Joana ficou constrangida vendo que não era apenas ela que os espiava de longe, mas que também havia sido vista. Não soube o que dizer. Miguel continuava a olhá-la: ela tinha olhos arredondados e grandes que revelavam facilmente seu estado de espírito, pele negra. E sim, tinha um rubor nas bochechas que ele não identificou se era maquiagem ou timidez. Os cabelos longos estavam trançados e pendiam em cima do busto.

Foram segundos de silêncio que pareceram durar muito. O suficiente para que Joana pensasse em uma resposta e Miguel se desse conta de que estava seduzido.

– É que a cidade está tão vazia… Não imaginei encontrar um clima assim festivo… disse, sem tirar os olhos de Miguel e aliviada por encontrar algumas palavras.

Há semanas, Miguel estava enfurnado com os amigos na casa que dividiam. Alguns com os quais, depois de tanta convivência, nem sentia mais afinidade. Era um alívio poder encontrá-la. Teve vontade de convidá-la para um café, de conhecê-la. Enquanto a olhava, atento, sentiu que poderiam ter uma amizade. O celular voltou a tocar. Ela não quis atender, mas ao ver quem a chamava, lembrou-se de que teria que voltar.
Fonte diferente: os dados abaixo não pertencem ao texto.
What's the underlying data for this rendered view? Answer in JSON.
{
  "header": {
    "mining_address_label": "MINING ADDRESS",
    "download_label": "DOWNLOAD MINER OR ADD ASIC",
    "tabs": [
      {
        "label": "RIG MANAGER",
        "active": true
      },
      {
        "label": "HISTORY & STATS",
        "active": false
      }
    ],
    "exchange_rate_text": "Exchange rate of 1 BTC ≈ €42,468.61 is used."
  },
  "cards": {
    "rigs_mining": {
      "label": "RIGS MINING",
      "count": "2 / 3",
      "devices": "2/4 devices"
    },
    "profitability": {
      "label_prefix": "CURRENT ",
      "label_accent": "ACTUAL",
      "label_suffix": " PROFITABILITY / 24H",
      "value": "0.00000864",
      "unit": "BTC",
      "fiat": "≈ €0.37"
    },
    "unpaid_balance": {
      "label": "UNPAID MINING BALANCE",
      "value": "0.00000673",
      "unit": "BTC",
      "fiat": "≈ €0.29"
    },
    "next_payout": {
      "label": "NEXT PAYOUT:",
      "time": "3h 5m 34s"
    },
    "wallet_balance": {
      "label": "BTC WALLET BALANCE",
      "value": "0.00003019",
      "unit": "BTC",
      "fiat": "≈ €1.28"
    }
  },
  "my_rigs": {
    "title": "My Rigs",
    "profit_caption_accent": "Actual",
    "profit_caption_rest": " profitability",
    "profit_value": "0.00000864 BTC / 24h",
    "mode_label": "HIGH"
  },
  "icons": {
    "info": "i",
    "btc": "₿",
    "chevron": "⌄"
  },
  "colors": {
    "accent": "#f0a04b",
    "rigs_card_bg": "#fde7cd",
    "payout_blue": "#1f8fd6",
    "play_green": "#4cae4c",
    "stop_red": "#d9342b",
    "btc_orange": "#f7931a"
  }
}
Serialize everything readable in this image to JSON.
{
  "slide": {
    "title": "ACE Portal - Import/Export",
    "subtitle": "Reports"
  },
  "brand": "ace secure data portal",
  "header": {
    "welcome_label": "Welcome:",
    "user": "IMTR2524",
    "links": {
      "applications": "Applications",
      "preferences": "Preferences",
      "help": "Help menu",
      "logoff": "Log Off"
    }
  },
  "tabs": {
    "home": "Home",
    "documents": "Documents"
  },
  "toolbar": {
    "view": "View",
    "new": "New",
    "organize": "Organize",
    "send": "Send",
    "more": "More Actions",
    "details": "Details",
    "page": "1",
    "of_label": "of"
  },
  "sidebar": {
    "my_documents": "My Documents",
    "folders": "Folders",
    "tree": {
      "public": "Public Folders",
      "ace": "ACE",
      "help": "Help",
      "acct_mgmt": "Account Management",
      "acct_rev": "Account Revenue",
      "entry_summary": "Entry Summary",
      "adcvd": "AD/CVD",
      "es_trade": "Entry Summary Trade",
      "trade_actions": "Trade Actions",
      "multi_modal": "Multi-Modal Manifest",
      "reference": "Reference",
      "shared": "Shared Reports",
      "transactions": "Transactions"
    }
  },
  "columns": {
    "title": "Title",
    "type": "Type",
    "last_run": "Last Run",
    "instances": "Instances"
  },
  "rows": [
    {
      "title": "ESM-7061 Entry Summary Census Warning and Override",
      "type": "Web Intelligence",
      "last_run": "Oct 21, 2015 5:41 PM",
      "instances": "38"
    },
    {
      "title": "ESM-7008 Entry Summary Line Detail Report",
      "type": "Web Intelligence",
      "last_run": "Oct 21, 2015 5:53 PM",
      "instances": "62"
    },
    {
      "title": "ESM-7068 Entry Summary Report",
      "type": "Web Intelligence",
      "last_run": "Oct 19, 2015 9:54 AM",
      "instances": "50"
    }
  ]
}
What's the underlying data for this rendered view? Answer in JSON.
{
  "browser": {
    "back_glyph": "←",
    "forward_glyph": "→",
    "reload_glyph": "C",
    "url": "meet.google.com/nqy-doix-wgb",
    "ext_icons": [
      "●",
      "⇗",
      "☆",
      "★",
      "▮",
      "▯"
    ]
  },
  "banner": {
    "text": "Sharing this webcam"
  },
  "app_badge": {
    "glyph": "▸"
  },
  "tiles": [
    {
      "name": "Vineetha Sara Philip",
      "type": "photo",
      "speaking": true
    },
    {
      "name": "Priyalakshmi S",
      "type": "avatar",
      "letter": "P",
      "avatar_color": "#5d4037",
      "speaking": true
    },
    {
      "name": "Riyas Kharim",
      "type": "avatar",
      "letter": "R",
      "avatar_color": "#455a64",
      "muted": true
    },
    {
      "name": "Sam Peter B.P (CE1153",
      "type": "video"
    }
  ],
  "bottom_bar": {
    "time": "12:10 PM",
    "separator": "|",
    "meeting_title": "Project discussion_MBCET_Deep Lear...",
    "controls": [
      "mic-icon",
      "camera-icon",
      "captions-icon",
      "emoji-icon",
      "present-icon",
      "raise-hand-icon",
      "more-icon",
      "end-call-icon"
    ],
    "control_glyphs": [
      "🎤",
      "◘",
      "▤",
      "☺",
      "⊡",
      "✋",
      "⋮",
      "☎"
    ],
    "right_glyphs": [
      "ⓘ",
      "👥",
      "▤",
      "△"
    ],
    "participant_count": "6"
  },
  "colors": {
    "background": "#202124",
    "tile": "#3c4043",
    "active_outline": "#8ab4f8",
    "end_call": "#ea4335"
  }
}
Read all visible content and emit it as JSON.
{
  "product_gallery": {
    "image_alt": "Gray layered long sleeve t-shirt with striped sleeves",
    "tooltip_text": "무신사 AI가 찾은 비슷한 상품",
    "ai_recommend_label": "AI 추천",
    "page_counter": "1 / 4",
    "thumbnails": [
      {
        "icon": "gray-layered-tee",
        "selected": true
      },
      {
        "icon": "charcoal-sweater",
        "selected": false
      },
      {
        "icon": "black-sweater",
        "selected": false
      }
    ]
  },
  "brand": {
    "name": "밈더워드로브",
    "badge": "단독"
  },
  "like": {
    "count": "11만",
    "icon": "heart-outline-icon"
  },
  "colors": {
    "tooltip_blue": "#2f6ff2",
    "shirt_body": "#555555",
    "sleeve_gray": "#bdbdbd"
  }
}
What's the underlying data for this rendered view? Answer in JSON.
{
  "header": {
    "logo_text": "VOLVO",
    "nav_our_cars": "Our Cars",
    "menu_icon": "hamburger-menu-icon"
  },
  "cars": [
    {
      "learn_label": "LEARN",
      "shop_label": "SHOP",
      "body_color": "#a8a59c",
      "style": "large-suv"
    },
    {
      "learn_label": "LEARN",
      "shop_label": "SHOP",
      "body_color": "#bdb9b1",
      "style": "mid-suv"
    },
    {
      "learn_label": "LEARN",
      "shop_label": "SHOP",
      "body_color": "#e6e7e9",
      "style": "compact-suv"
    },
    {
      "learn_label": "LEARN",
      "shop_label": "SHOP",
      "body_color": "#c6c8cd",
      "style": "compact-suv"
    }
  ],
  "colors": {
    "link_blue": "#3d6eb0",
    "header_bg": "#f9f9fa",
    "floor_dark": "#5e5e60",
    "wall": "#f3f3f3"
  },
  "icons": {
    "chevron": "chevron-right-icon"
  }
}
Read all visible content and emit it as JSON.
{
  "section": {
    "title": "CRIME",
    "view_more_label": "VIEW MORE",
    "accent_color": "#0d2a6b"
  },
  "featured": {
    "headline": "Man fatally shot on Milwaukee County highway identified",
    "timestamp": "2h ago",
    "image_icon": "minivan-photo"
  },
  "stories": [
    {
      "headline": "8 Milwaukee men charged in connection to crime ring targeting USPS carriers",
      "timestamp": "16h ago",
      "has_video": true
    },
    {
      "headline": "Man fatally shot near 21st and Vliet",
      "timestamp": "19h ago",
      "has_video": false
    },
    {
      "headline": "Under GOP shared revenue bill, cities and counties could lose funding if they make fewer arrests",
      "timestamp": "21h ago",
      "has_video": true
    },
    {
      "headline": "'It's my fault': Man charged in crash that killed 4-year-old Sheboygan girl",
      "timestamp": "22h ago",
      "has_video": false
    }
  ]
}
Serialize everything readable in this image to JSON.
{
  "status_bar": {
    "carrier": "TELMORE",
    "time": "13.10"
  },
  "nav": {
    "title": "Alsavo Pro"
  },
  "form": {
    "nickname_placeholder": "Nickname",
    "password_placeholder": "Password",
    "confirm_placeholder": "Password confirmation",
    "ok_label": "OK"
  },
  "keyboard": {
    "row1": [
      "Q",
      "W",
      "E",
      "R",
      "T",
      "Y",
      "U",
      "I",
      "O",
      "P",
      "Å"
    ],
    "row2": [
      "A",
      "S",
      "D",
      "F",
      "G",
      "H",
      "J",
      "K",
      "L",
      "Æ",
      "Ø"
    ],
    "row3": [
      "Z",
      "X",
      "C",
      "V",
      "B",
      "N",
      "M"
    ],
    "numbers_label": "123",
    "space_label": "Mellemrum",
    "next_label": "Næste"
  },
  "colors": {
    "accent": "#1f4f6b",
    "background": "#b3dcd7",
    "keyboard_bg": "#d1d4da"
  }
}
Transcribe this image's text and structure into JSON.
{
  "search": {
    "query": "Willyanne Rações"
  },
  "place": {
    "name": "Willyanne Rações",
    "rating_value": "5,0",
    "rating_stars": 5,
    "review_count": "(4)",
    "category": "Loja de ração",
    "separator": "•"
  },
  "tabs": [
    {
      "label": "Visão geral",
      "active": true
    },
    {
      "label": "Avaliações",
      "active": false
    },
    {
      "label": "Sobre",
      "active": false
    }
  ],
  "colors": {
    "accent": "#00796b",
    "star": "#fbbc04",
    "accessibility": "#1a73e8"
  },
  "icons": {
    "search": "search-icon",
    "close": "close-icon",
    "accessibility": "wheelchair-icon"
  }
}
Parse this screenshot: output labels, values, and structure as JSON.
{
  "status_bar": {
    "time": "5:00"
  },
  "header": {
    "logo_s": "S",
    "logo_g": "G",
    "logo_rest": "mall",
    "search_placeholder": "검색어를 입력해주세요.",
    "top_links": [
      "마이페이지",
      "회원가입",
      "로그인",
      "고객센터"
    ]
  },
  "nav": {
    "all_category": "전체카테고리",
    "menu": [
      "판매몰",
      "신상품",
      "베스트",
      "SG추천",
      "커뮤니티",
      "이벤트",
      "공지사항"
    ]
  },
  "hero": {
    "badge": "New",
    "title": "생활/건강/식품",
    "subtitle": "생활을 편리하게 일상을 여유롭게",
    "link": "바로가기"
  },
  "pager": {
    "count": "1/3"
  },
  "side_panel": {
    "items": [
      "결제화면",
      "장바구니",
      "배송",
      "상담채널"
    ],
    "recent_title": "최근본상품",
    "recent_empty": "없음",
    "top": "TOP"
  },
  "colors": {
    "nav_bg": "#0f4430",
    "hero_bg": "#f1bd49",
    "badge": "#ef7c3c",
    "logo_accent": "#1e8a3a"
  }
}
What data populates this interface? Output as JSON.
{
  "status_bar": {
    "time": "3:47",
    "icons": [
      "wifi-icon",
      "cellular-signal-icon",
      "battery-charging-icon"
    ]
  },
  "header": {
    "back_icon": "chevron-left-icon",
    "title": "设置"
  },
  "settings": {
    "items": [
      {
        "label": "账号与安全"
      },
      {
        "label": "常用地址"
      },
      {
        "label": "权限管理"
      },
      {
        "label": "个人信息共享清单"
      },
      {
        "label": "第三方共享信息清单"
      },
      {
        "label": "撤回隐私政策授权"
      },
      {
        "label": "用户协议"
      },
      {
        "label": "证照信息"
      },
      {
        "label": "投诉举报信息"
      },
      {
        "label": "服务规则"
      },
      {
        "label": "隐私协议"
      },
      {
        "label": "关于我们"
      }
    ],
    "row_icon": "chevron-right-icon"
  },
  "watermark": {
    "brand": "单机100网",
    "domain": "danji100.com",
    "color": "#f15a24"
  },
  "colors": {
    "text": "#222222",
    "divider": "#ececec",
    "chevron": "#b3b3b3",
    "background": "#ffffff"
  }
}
            – Me passe seu número!

Joana disse o número, mais avermelhada do que antes. Trocaram um longo olhar de estranheza e êxtase enquanto ela se afastava até sumir de vista. No caminho para casa, o coração estava acelerado e o pensamento a mil. Até se esqueceu do mercado! Andava com pressa sem se dar conta do sorriso que levava no rosto. Avistou seu Joaquim que, brincou:

– Nossa! Dessa vez parece que foi a senhorita que viu fantasma… Cuidado! Tem fantasma que dá vírus mesmo! Soltou uma risada engraçada que a desconcertou. Mesmo assim, riu de volta, e sem dizer nada, seguiu.

Em casa, voltou ao ponto em que deixara tudo: computador ligado, vozes se perdendo, falatório virtual…, mas dessa vez, entusiasmada com a novidade, com os encontros possíveis… “Ouviu ainda, ao longe,  o toca-discos do vizinho: “Amanhã está toda a esperança, por menor que pareça…”.

Texto publicado no livro O Ano em que Fizemos Contato (Lorena Sales dos Santos, 2020).